Ясно, что моя попа лично розгу не нюхала, а лупила меня мама-воительница полотенцем. Часто мокрым. Причём, ни куда-то конкретно, а куда попадёт, так что не возбранялось увёртываться, уклоняться бегать вокруг стола и орать погромче.
Так что, моё первое воспоминание из детства – я обыграл отца в шахматы и на радостях назвал его дураком. (Не исключено, что назвал его дураком за то, что он поддался, не помню. Вообще не помню, что это мне вдруг приспичило папе хамить. Я от него вреда никогда не видел, в отличии от мамы, я его даже где-то жалел за безропотность в домашнем мире. И где-то даже возмущался, почему бездельница мама всем командует, а профессор, директор клиники и проректор мединститута должен работать за обеденным столом, как бедный родственник, пока в его кабинете господин сын телевизор смотрит!) Вообщем, назвал я его дураком, а рядом мама оказалась и взвыла – да как он смеет, сопляк противный, да отлупи ты его, наконец, ты отец или не отец!
Мама была чистокровной армянкой и умела голосить и ругаться профессионально.
Папа как-то неловко, неумело, свалил меня на пол, сел рядом на корточки и столь же неловко начал шлёпать по попе. Но мама мгновенно вмешалась, начала его оттаскивать, кричать, что он меня изуродует и что она сама разберется, так что встав я попал под град её затрещин, а папа смущённо пошёл куда-то.

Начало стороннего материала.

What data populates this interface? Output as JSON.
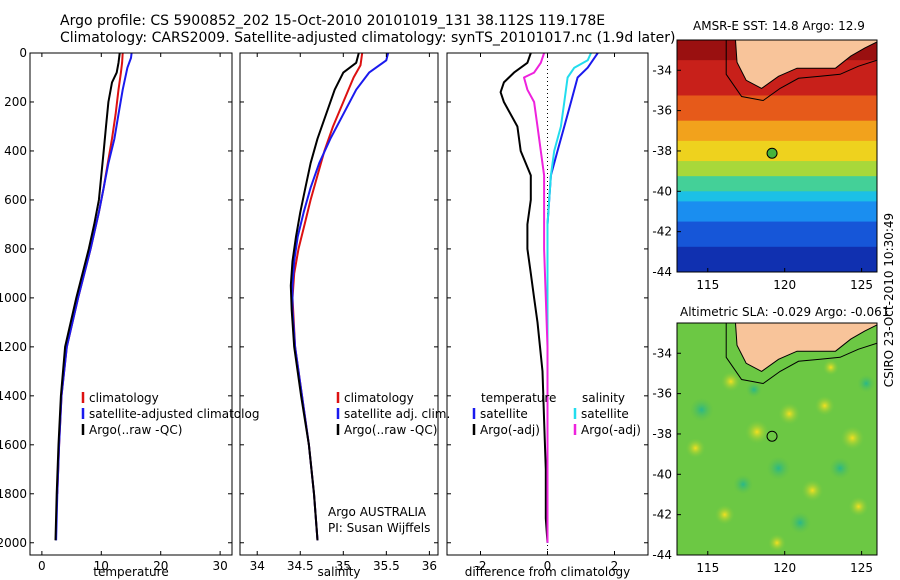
{
  "header": {
    "line1": "Argo profile: CS 5900852_202 15-Oct-2010 20101019_131 38.112S 119.178E",
    "line2": "Climatology: CARS2009. Satellite-adjusted climatology: synTS_20101017.nc (1.9d later)"
  },
  "side_label": "CSIRO 23-Oct-2010 10:30:49",
  "colors": {
    "climatology": "#dd1111",
    "satellite": "#1a1aee",
    "argo": "#000000",
    "satellite_diff_salinity": "#22ddee",
    "argo_diff_salinity": "#ee22dd",
    "land": "#f8c49a"
  },
  "chart_data": [
    {
      "type": "line",
      "xlabel": "temperature",
      "xlim": [
        -2,
        32
      ],
      "xticks": [
        0,
        10,
        20,
        30
      ],
      "ylim": [
        2050,
        0
      ],
      "yticks": [
        0,
        200,
        400,
        600,
        800,
        1000,
        1200,
        1400,
        1600,
        1800,
        2000
      ],
      "legend": [
        "climatology",
        "satellite-adjusted climatolog",
        "Argo(..raw -QC)"
      ],
      "series": [
        {
          "name": "climatology",
          "pressure": [
            0,
            40,
            80,
            150,
            250,
            350,
            450,
            550,
            650,
            800,
            1000,
            1200,
            1400,
            1600,
            1800
          ],
          "values": [
            13.6,
            13.5,
            13.3,
            12.9,
            12.4,
            11.8,
            11.1,
            10.4,
            9.6,
            8.2,
            6.1,
            4.2,
            3.3,
            2.9,
            2.6
          ]
        },
        {
          "name": "satellite-adjusted climatology",
          "pressure": [
            0,
            20,
            60,
            150,
            250,
            350,
            450,
            550,
            650,
            800,
            1000,
            1200,
            1400,
            1600,
            1800,
            1990
          ],
          "values": [
            15.1,
            15.0,
            14.4,
            13.6,
            12.9,
            12.2,
            11.2,
            10.4,
            9.6,
            8.2,
            6.1,
            4.2,
            3.3,
            2.9,
            2.6,
            2.4
          ]
        },
        {
          "name": "Argo(..raw -QC)",
          "pressure": [
            0,
            40,
            80,
            120,
            200,
            300,
            400,
            500,
            600,
            700,
            800,
            1000,
            1200,
            1400,
            1600,
            1800,
            1990
          ],
          "values": [
            13.1,
            12.9,
            12.6,
            11.8,
            11.2,
            10.8,
            10.4,
            10.0,
            9.6,
            8.8,
            7.9,
            5.8,
            3.9,
            3.2,
            2.8,
            2.5,
            2.3
          ]
        }
      ]
    },
    {
      "type": "line",
      "xlabel": "salinity",
      "xlim": [
        33.8,
        36.1
      ],
      "xticks": [
        34,
        34.5,
        35,
        35.5,
        36
      ],
      "ylim": [
        2050,
        0
      ],
      "legend": [
        "climatology",
        "satellite adj. clim.",
        "Argo(..raw -QC)"
      ],
      "annotations": [
        "Argo AUSTRALIA",
        "PI: Susan Wijffels"
      ],
      "series": [
        {
          "name": "climatology",
          "pressure": [
            0,
            50,
            100,
            200,
            300,
            400,
            500,
            600,
            700,
            800,
            900,
            1000,
            1200,
            1400,
            1600,
            1800,
            1990
          ],
          "values": [
            35.22,
            35.2,
            35.12,
            35.0,
            34.88,
            34.78,
            34.7,
            34.62,
            34.55,
            34.48,
            34.43,
            34.41,
            34.44,
            34.52,
            34.6,
            34.66,
            34.7
          ]
        },
        {
          "name": "satellite adj. clim.",
          "pressure": [
            0,
            30,
            80,
            150,
            250,
            350,
            450,
            550,
            650,
            750,
            850,
            950,
            1050,
            1200,
            1400,
            1600,
            1800,
            1990
          ],
          "values": [
            35.52,
            35.5,
            35.3,
            35.15,
            35.0,
            34.85,
            34.72,
            34.62,
            34.54,
            34.47,
            34.43,
            34.41,
            34.41,
            34.44,
            34.52,
            34.6,
            34.66,
            34.7
          ]
        },
        {
          "name": "Argo(..raw -QC)",
          "pressure": [
            0,
            40,
            80,
            150,
            250,
            350,
            450,
            550,
            650,
            750,
            850,
            950,
            1050,
            1200,
            1400,
            1600,
            1800,
            1990
          ],
          "values": [
            35.18,
            35.15,
            35.0,
            34.9,
            34.8,
            34.7,
            34.62,
            34.56,
            34.5,
            34.45,
            34.41,
            34.39,
            34.4,
            34.43,
            34.51,
            34.6,
            34.66,
            34.7
          ]
        }
      ]
    },
    {
      "type": "line",
      "xlabel": "difference from climatology",
      "xlim": [
        -3,
        3
      ],
      "xticks": [
        -2,
        0,
        2
      ],
      "ylim": [
        2050,
        0
      ],
      "legend": [
        "temperature",
        "satellite",
        "Argo(-adj)",
        "salinity",
        "satellite",
        "Argo(-adj)"
      ],
      "series": [
        {
          "name": "temperature satellite",
          "pressure": [
            0,
            20,
            60,
            100,
            200,
            300,
            400,
            500,
            700,
            1000,
            1500,
            2000
          ],
          "values": [
            1.5,
            1.4,
            1.2,
            0.9,
            0.7,
            0.5,
            0.3,
            0.1,
            0.0,
            0.0,
            0.0,
            0.0
          ]
        },
        {
          "name": "temperature Argo(-adj)",
          "pressure": [
            0,
            40,
            80,
            120,
            160,
            200,
            300,
            400,
            500,
            600,
            700,
            800,
            900,
            1000,
            1100,
            1300,
            1500,
            1700,
            1900,
            2000
          ],
          "values": [
            -0.5,
            -0.6,
            -1.0,
            -1.3,
            -1.4,
            -1.3,
            -0.9,
            -0.8,
            -0.5,
            -0.5,
            -0.6,
            -0.6,
            -0.5,
            -0.4,
            -0.3,
            -0.15,
            -0.1,
            -0.05,
            -0.05,
            0.0
          ]
        },
        {
          "name": "salinity satellite",
          "pressure": [
            0,
            30,
            60,
            100,
            200,
            300,
            400,
            500,
            700,
            1000,
            1500,
            2000
          ],
          "values": [
            1.3,
            1.2,
            0.8,
            0.6,
            0.5,
            0.4,
            0.2,
            0.1,
            0.0,
            0.0,
            0.0,
            0.0
          ]
        },
        {
          "name": "salinity Argo(-adj)",
          "pressure": [
            0,
            40,
            80,
            100,
            150,
            200,
            300,
            400,
            500,
            600,
            800,
            1000,
            1200,
            1500,
            1800,
            2000
          ],
          "values": [
            -0.1,
            -0.2,
            -0.4,
            -0.7,
            -0.6,
            -0.4,
            -0.3,
            -0.2,
            -0.1,
            -0.1,
            -0.1,
            -0.05,
            0.0,
            0.0,
            0.0,
            0.0
          ]
        }
      ]
    },
    {
      "type": "heatmap",
      "title": "AMSR-E SST: 14.8 Argo: 12.9",
      "xlim": [
        113,
        126
      ],
      "xticks": [
        115,
        120,
        125
      ],
      "ylim": [
        -44,
        -32.5
      ],
      "yticks": [
        -44,
        -42,
        -40,
        -38,
        -36,
        -34
      ],
      "marker": {
        "lon": 119.178,
        "lat": -38.112
      }
    },
    {
      "type": "heatmap",
      "title": "Altimetric SLA: -0.029 Argo: -0.061",
      "xlim": [
        113,
        126
      ],
      "xticks": [
        115,
        120,
        125
      ],
      "ylim": [
        -44,
        -32.5
      ],
      "yticks": [
        -44,
        -42,
        -40,
        -38,
        -36,
        -34
      ],
      "marker": {
        "lon": 119.178,
        "lat": -38.112
      }
    }
  ]
}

…И скорей всего, моё первое воспоминание из детства о том, как я решил записывать хорошие и плохие моменты из жизни, и отмечал их на стенке за дверью в столовую, где порой постаивал в углу. Крестик – хороший момент, тире – плохой. К моему удивлению вечером их оказалось поровну, хотя твердо был уверен, что плохих больше.